Our study has several limitations. Inherent within the analysis of claims data is the inability to account for variables not included in the data, including severity of SUI, body mass index, smoking status, and history of treatment for SUI prior to 2010 or prior to Medicare enrollment. The dataset also does not include information regarding the type of bulking agent used, although the years examined are prior to the Food and Drug Administration’s approval of polyacrylamide hydrogel (PAHG) and so may not be generalizable to patients undergoing bulking injection with this agent. Freitas et al found a 24.6% chance of retreatment after bulking with PAHG, and if similar findings and efficacy were observed in a Medicare population, this would result in a significant improvement for patients.24 In addition, we were unable to control for the use or disuse of anesthesia in the bulking group. While procedure location is presumed to be strongly correlated with anesthesia use, there may have been women receiving bulking injection in a hospital setting without anesthesia and vice versa. Given the study design as a time-to-event analysis, we were unable to capture all reoperations or retreatments in patients who had more than one. This is particularly notable in the case of women undergoing bulking injection, in which repeat bulking may be anticipated. Finally, we are aware that CPT code 57288 represents a heterogenous group of women undergoing both mesh and fascial slings. However, Suskind et al found that among Medicare beneficiaries undergoing sling at an outpatient hospital or ambulatory surgery center, nonmesh sling represented only 6.2% of sling procedures.25
Conclusions:
Patients and their surgeons are considering preoperative comorbidities when deciding between SUI procedures, leading to use of sling disproportionately in healthier women with more remaining years of life. Future evidence should give providers the ability to consider based on data to what extent comorbidities make a patient a poor candidate for an SUI procedure, rather than relying on global impressions of surgical risk.

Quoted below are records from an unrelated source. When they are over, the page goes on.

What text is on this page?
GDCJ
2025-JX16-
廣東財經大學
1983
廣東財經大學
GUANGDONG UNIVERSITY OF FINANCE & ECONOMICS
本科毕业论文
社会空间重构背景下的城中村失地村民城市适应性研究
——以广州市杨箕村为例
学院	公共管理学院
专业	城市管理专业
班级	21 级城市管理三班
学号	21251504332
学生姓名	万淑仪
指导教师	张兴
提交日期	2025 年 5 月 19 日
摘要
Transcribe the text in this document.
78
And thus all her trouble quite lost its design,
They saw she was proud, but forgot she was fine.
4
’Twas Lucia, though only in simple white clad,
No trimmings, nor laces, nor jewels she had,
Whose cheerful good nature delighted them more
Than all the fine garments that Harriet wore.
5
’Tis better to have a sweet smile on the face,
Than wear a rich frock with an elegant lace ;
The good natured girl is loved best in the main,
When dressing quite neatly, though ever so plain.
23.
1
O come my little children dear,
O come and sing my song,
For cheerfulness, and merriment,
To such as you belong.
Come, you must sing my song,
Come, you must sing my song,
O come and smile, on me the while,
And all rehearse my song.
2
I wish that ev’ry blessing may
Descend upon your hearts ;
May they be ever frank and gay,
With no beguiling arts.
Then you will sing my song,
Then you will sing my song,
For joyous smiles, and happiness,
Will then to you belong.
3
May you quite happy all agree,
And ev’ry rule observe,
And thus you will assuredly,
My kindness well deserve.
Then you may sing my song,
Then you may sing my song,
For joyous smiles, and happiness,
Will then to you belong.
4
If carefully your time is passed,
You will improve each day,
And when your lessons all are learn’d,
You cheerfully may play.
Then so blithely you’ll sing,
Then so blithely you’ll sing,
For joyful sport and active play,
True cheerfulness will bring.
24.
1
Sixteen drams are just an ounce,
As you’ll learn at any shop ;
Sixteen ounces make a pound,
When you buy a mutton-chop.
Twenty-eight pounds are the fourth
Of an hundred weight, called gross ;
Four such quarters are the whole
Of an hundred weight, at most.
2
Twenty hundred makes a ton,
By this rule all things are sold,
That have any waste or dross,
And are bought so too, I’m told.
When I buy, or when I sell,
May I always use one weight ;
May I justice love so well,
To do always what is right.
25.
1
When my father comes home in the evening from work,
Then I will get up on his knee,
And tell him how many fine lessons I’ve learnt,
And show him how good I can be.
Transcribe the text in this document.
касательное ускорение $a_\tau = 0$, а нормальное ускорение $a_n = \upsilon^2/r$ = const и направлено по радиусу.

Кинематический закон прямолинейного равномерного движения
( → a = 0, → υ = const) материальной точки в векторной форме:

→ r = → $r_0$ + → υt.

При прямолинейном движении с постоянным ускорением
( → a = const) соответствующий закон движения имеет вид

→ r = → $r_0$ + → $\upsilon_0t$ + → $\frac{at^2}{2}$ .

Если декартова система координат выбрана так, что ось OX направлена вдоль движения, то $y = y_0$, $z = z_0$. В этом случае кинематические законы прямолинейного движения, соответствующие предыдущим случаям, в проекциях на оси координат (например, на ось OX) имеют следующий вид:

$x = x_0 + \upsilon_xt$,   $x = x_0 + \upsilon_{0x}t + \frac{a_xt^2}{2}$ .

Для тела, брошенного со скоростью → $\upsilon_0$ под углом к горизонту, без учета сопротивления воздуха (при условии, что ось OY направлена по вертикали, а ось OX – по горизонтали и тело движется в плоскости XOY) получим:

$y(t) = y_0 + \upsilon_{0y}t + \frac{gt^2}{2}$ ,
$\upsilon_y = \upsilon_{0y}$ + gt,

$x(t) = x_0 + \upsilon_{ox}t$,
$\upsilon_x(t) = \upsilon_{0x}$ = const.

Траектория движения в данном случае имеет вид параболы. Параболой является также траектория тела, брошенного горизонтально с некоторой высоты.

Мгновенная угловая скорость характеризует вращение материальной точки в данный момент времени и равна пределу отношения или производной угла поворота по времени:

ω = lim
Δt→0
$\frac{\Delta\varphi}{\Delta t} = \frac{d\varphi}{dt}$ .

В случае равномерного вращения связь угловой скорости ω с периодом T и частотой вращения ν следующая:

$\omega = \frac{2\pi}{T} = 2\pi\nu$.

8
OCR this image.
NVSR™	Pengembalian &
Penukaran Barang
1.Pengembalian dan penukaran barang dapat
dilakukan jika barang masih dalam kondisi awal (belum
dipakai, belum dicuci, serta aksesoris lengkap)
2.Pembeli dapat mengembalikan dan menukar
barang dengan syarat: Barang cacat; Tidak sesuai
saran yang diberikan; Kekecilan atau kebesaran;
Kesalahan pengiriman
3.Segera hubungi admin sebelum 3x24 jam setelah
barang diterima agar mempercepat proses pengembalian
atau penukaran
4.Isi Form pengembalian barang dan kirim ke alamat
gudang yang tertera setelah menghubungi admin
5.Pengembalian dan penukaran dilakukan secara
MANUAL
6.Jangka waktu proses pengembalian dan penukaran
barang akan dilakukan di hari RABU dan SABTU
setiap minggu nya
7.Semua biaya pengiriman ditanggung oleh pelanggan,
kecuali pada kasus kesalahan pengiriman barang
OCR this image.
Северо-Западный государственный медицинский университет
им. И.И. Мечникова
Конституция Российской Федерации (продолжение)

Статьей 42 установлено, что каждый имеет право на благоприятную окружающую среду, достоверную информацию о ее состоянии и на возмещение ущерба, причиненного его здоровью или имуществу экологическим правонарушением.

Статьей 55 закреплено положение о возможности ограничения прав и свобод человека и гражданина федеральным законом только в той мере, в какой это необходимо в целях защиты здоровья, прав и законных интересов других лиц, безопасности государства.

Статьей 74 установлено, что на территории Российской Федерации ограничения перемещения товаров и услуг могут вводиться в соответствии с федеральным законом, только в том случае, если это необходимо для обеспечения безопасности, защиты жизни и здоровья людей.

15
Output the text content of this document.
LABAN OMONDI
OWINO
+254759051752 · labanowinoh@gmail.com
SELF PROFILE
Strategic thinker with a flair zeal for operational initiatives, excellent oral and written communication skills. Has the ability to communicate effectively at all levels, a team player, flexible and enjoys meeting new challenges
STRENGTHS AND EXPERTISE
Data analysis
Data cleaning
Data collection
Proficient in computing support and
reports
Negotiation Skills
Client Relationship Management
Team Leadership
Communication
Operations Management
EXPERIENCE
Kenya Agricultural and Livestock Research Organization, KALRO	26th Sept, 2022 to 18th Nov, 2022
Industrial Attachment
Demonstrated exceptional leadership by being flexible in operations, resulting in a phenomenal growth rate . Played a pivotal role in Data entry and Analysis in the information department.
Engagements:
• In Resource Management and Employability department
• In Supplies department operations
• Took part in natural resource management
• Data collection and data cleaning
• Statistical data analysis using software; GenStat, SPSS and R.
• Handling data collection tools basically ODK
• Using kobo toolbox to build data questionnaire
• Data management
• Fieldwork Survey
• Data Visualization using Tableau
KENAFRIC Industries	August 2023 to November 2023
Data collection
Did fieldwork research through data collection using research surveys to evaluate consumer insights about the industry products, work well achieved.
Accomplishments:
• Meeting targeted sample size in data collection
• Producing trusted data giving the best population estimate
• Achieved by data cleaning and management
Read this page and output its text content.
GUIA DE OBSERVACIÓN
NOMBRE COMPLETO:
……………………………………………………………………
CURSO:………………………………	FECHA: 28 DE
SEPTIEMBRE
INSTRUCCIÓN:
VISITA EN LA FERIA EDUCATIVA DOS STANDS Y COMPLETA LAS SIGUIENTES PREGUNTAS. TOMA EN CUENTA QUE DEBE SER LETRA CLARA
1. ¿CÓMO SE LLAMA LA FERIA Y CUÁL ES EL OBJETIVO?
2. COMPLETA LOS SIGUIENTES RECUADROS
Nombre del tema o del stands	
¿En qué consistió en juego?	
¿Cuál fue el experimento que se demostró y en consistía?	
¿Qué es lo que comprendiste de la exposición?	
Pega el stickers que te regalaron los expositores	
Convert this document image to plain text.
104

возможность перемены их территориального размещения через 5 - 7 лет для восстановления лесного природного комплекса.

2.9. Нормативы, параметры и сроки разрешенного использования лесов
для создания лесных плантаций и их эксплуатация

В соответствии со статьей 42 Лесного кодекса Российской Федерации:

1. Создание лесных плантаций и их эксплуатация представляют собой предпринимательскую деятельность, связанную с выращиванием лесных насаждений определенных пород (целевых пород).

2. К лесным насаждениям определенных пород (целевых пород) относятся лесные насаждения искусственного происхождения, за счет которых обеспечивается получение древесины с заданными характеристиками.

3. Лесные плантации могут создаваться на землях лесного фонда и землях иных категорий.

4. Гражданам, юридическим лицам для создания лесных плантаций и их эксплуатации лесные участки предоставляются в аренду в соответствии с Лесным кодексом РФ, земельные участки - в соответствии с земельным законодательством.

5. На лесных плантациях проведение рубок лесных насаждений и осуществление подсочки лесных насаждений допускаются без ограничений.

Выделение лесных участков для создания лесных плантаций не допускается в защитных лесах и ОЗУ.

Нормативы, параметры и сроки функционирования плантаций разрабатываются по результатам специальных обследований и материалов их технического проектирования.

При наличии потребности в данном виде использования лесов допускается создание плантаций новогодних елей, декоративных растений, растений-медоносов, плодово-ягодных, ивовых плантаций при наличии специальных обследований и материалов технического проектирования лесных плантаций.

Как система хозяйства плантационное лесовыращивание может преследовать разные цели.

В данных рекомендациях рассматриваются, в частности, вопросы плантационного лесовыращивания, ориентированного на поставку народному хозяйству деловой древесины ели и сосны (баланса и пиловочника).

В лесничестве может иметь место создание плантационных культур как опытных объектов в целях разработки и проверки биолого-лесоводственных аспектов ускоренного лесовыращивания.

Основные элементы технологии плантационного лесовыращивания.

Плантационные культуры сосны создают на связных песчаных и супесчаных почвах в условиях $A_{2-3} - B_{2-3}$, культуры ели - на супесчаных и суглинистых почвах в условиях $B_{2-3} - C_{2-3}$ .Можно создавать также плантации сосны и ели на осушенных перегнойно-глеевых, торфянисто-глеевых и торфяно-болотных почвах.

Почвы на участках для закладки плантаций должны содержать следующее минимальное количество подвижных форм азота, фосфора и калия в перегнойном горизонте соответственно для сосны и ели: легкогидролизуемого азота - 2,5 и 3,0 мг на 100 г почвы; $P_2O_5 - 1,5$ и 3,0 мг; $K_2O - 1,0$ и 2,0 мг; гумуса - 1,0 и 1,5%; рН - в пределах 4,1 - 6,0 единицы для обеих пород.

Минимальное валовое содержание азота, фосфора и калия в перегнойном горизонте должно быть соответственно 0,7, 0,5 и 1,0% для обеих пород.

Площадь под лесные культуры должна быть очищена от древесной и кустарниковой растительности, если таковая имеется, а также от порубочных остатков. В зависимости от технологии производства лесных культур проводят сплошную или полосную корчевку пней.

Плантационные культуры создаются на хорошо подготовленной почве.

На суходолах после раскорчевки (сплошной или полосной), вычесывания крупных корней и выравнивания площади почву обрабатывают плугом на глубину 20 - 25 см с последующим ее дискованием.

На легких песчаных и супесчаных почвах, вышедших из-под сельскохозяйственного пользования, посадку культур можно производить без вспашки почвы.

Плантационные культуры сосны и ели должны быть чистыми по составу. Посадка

Financial support / funding:
NIH 5R25HD094667. AUGS/DUKE Urogynecology Clinical Research Educational Scientist Training (UrogynCREST) program
Footnotes
The study was presented at the annual conference of the American Urogynecologic Society on October 14, 2021 in Phoenix, AZ.
Please note this manuscript is subject to the NIH Public Access Policy.
Disclosures:
Dr. Wu has received research support from Boston Scientific.
The remaining authors report no conflict of interest.